Anthropic's own harness post acknowledges this indirectly. Their design criteria for creative work include quality, originality, craft, and functionality, and their evaluator remains essential for these assessments. The evaluator is judgment scaffolding. It persists precisely because there's no automated way to replace it.
This creates an uncomfortable asymmetry. The domains producing the most confident "simplify" advice are the domains where simplification is easiest to validate, because they have tests. The domains where simplification might be most dangerous are the domains least likely to produce counter-evidence, because they lack tests. The consensus is built on survivorship bias in the evidence base.
The "Safety Under Scaffolding" paper measured this directly. Simply switching from multiple-choice to open-ended format shifted safety scores by 5-20 percentage points, and model-scaffold interactions spanned up to 35 percentage points in opposing directions. The scaffolding isn't cosmetic but load-bearing. And the more capable the model underneath, the higher the stakes when the scaffolding fails.
HyperAgents: The Agent Figures It Out
Meta's HyperAgents paper points toward where this distinction eventually goes. HyperAgents are agents that modify their own scaffolding at runtime. Not just their task-solving code, but the meta-level mechanisms that decide how to improve.
On coding benchmarks, HyperAgents achieved 3x improvement; on robotics tasks, 6x. The interesting finding isn't the performance numbers, though. It's what the agents built for themselves. Without being prompted, HyperAgents constructed their own memory systems and performance trackers. They added scaffolding they determined they needed and removed scaffolding that wasn't helping. Model-coupled scaffolding got stripped when the agent's own capability made it redundant. Problem-coupled scaffolding got built and maintained because the agent discovered it needed persistent state, needed verification, needed structured evaluation.
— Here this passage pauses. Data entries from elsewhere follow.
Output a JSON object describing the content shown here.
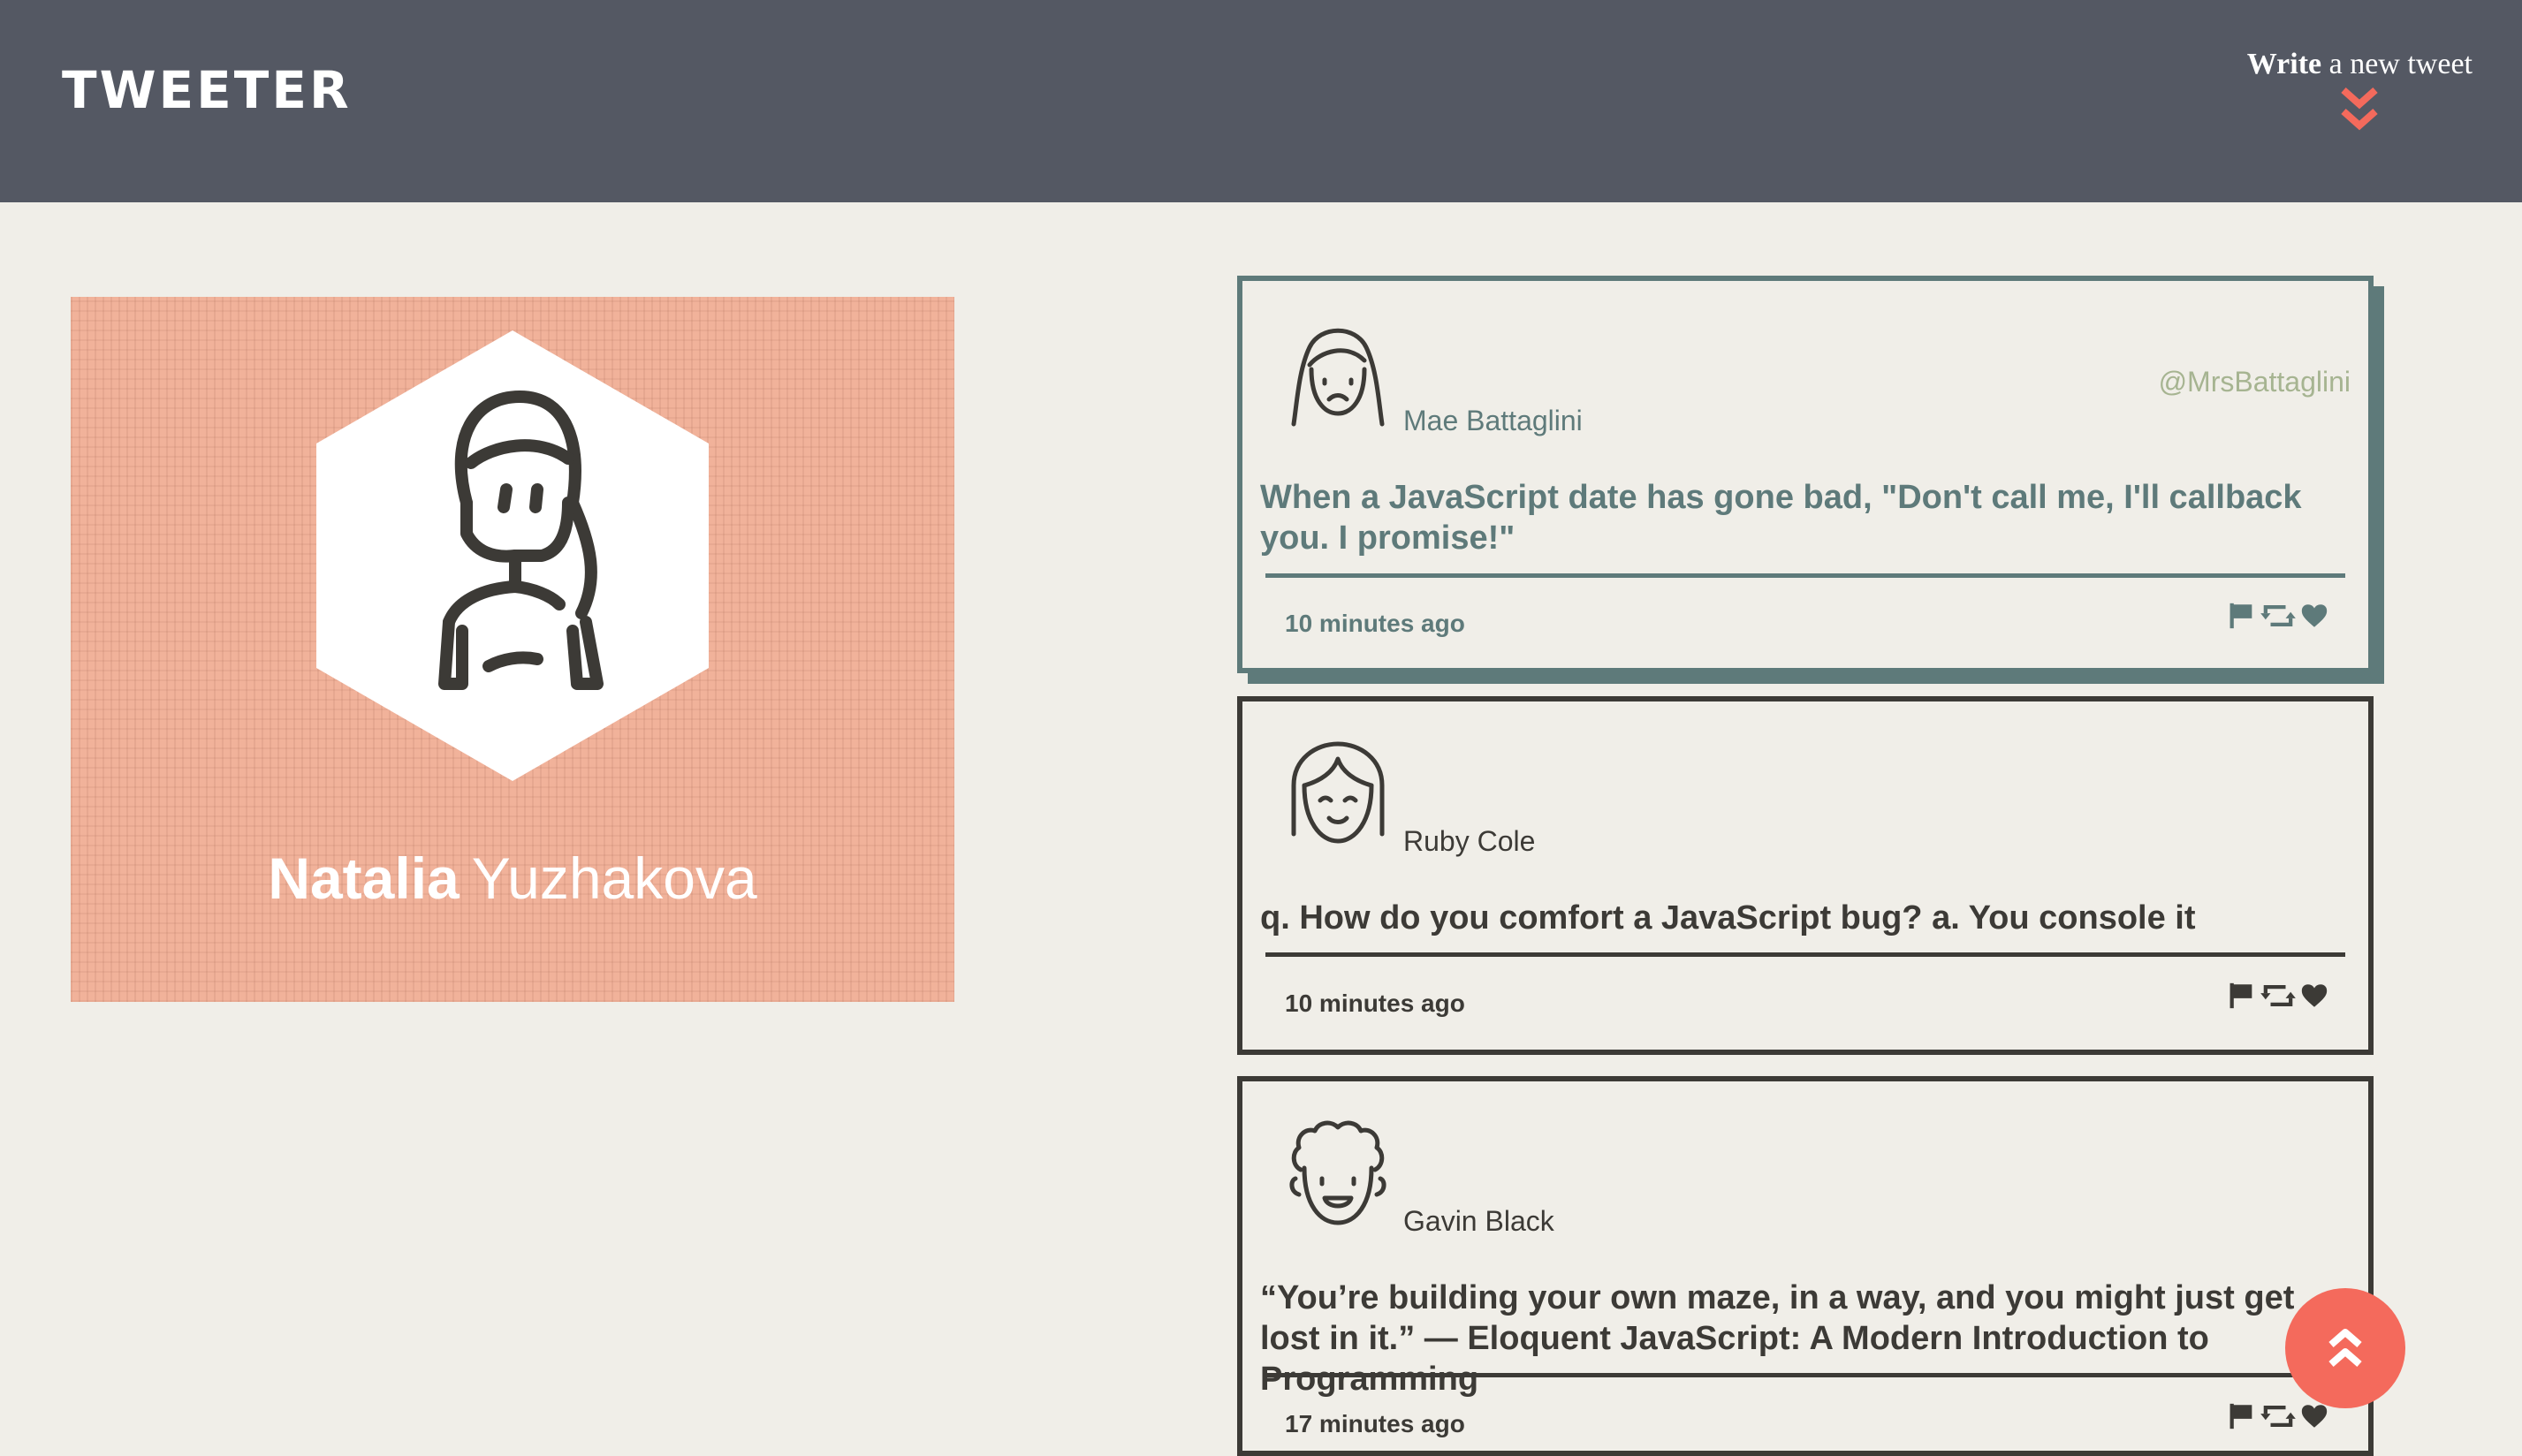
{
  "nav": {
    "brand": "TWEETER",
    "compose_bold": "Write",
    "compose_rest": "a new tweet"
  },
  "profile": {
    "first_name": "Natalia",
    "last_name": "Yuzhakova",
    "background_color": "#f1b29a"
  },
  "colors": {
    "nav": "#545863",
    "page": "#f0eee8",
    "dark": "#3c3a36",
    "highlight": "#5e7a7a",
    "handle": "#a6b491",
    "accent": "#f46a5c"
  },
  "tweets": [
    {
      "name": "Mae Battaglini",
      "handle": "@MrsBattaglini",
      "text": "When a JavaScript date has gone bad, \"Don't call me, I'll callback you. I promise!\"",
      "time": "10 minutes ago",
      "avatar_icon": "woman-avatar-icon"
    },
    {
      "name": "Ruby Cole",
      "text": "q. How do you comfort a JavaScript bug? a. You console it",
      "time": "10 minutes ago",
      "avatar_icon": "girl-avatar-icon"
    },
    {
      "name": "Gavin Black",
      "text": "“You’re building your own maze, in a way, and you might just get lost in it.” — Eloquent JavaScript: A Modern Introduction to Programming",
      "time": "17 minutes ago",
      "avatar_icon": "man-avatar-icon"
    }
  ]
}
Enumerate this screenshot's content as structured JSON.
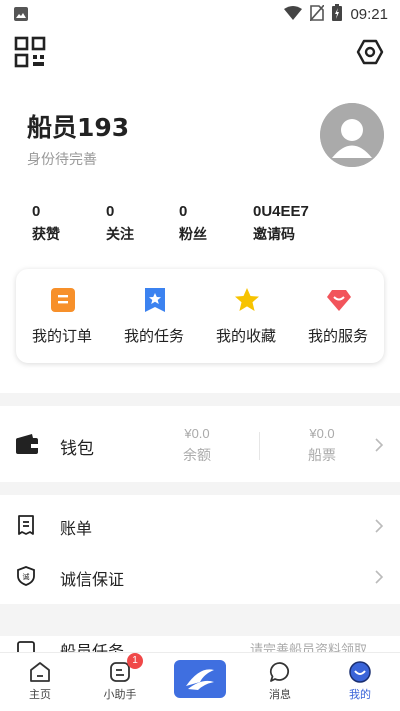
{
  "status_bar": {
    "time": "09:21",
    "icons": [
      "image-notification-icon",
      "wifi-icon",
      "no-sim-icon",
      "battery-charging-icon"
    ]
  },
  "header": {
    "icons": [
      "qr-code-icon",
      "settings-hexagon-icon"
    ]
  },
  "profile": {
    "name": "船员193",
    "subtitle": "身份待完善",
    "avatar_icon": "default-avatar-icon"
  },
  "stats": [
    {
      "value": "0",
      "label": "获赞"
    },
    {
      "value": "0",
      "label": "关注"
    },
    {
      "value": "0",
      "label": "粉丝"
    },
    {
      "value": "0U4EE7",
      "label": "邀请码"
    }
  ],
  "quick_actions": [
    {
      "label": "我的订单",
      "icon": "order-icon",
      "color": "#f7902a"
    },
    {
      "label": "我的任务",
      "icon": "task-icon",
      "color": "#3b82f0"
    },
    {
      "label": "我的收藏",
      "icon": "star-icon",
      "color": "#f7c300"
    },
    {
      "label": "我的服务",
      "icon": "service-gem-icon",
      "color": "#f2545b"
    }
  ],
  "wallet": {
    "label": "钱包",
    "balance_value": "¥0.0",
    "balance_label": "余额",
    "ticket_value": "¥0.0",
    "ticket_label": "船票"
  },
  "menu": [
    {
      "label": "账单",
      "icon": "bill-icon"
    },
    {
      "label": "诚信保证",
      "icon": "trust-shield-icon"
    }
  ],
  "partial_row": {
    "label": "船员任务",
    "hint": "请完善船员资料领取"
  },
  "bottom_nav": [
    {
      "label": "主页",
      "icon": "home-icon"
    },
    {
      "label": "小助手",
      "icon": "assistant-icon",
      "badge": "1"
    },
    {
      "label": "",
      "icon": "publish-icon"
    },
    {
      "label": "消息",
      "icon": "message-icon"
    },
    {
      "label": "我的",
      "icon": "profile-icon",
      "active": true
    }
  ],
  "colors": {
    "accent": "#3f6fe0",
    "badge": "#f04848"
  }
}
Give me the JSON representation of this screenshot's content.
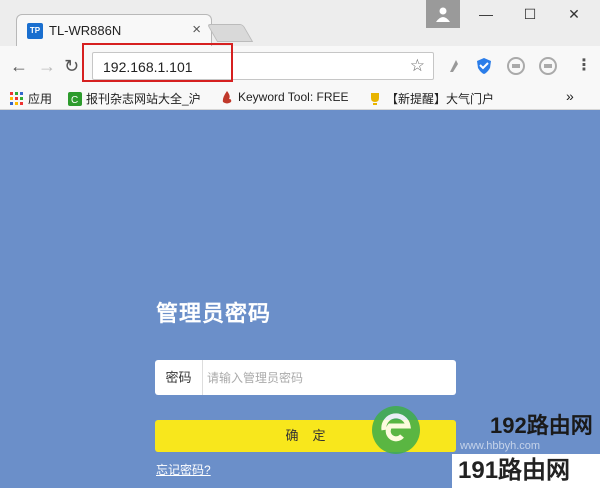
{
  "browser": {
    "tab_title": "TL-WR886N",
    "tab_favicon": "TP",
    "tab_close": "×",
    "window_min": "—",
    "window_max": "☐",
    "window_close": "✕",
    "url": "192.168.1.101",
    "icons": [
      "back-icon",
      "forward-icon",
      "reload-icon",
      "star-icon",
      "profile-icon",
      "menu-icon"
    ]
  },
  "bookmarks": [
    {
      "label": "应用",
      "icon": "apps-icon"
    },
    {
      "label": "报刊杂志网站大全_沪",
      "icon": "bookmark-green-icon"
    },
    {
      "label": "Keyword Tool: FREE",
      "icon": "bookmark-flame-icon"
    },
    {
      "label": "【新提醒】大气门户",
      "icon": "bookmark-trophy-icon"
    }
  ],
  "bookmarks_more": "»",
  "login": {
    "title": "管理员密码",
    "password_label": "密码",
    "password_placeholder": "请输入管理员密码",
    "confirm_button": "确定",
    "forgot_link": "忘记密码?"
  },
  "watermark": {
    "brand_192": "192路由网",
    "url": "www.hbbyh.com",
    "brand_191": "191路由网"
  },
  "colors": {
    "page_background": "#6b8fc9",
    "confirm_button": "#f8e71c",
    "highlight_box": "#d62020"
  }
}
Regulated domains complicate this picture. An agent that rebuilds its own compliance checks at runtime is an audit finding, not a feature. Model risk management frameworks require documented validation before changing any model component, and self-modifying scaffolding doesn't fit neatly into governance structures designed for human-approved change management. The direction is promising, but the regulatory environment will shape how far self-modification can go and which domains it reaches first.
What this points toward is scaffolding that adapts, where the coupling question gets answered dynamically through trial and error against real performance signals. We're not there yet. HyperAgents operated in environments with clean performance metrics, and the extension to domains with ambiguous feedback remains open.
This connects to what we've been mapping in our Levels of Emergent Intelligence framework. The progression from tool-use to self-modification isn't just a capability ladder. Each level changes the relationship between the agent and its scaffolding, from consuming infrastructure to building it.
What to Couple To?
Before building any new scaffold, before stripping any existing one, ask: what is it coupled to?
We run a 16-seat council review, a prompt screener, external memory, and a fact-checking pipeline around a frontier model. We also stripped our style rules after our own evaluation showed they'd become drag. Both decisions were correct, because they answered different versions of the coupling question. One set of scaffolding was coupled to model limitations that no longer exist. The other is coupled to problems that don't go away when the model gets smarter.